What an apt quote on the financial markets by Warren Buffett:
"It's only when the tide goes out that you discover who's been swimming naked."
Over the last few weeks, given the choppy seas of global markets, many investment bankers and hedge fund managers have been desperately searching for fig leaves!
Forget multi-billion dollar losses on sub-prime conduits and leveraged loans, however; for many individuals, the most important thing now is to try and ensure end of year bonuses don't get too adversely impacted. Is there anything you can do?

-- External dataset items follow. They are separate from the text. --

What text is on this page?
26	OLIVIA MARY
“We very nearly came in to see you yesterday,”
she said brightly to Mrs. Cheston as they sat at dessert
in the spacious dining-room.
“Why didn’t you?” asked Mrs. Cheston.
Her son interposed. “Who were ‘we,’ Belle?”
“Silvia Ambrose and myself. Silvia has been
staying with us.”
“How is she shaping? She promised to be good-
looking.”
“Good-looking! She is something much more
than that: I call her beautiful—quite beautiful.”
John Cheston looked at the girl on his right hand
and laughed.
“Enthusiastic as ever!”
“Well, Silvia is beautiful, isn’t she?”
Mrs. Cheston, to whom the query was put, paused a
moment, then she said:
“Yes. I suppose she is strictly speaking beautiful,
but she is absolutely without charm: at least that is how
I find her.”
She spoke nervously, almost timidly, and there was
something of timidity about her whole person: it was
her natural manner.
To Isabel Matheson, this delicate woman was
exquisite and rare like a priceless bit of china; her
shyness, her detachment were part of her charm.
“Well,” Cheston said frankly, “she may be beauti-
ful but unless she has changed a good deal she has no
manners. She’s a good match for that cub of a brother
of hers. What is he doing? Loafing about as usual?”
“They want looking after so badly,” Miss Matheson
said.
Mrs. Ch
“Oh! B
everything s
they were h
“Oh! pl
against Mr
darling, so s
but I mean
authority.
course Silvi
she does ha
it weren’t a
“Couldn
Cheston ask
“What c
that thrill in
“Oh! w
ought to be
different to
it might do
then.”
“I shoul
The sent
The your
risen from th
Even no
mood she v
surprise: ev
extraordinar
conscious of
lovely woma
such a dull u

The short answer, unfortunately, is "very little". The enormity or not of your bonus will be based on a consideration of three things: your own performance, your department's performance, and the performance of the institution as a whole. While you can influence the first, the second and third points are beyond your control. Over two decades' involvement in City bonus rounds has therefore convinced me it's best to enter bonus time with a degree of stoicism. Here's how to achieve it:
Expectations: Have you or your manager managed your expectations before bonuses are announced? Are your expectations realistic against the backdrop of the firm's overall performance? Have you really done as well as you think you have? Even if your expectations are not managed well for you, do it well for yourself and be realistic - you might be surprised.
Emotions: Bonus time is an emotional time for everyone - the payers, the deliverers and the receivers. Try to take the emotion out of it and be objective. Have you analysed your overall performance for the year? Have you been a good team player? What contributions have you made over and above the expectations of your job?
Precedent: Everyone looks back at last year's bonus number and references that amount for this year. Does that always make sense? Most bonus decisions are discretionary and so lots of elements make up the outcome - and often the biggest issue is how much of a bonus pool the organisation can afford. Try and find out how your part of the business has done; how does the profit - or loss - match up to budget?
Individuals cannot legislate for, or normally impact, the overall performance of the firm. However, each individual can assess realistically, if they ask the right questions, what bonus time is likely to look like. By managing your own expectations you are much less likely to be disappointed. You may be swimming naked, but this will at least give you a chance to cover yourself up before you leave the water.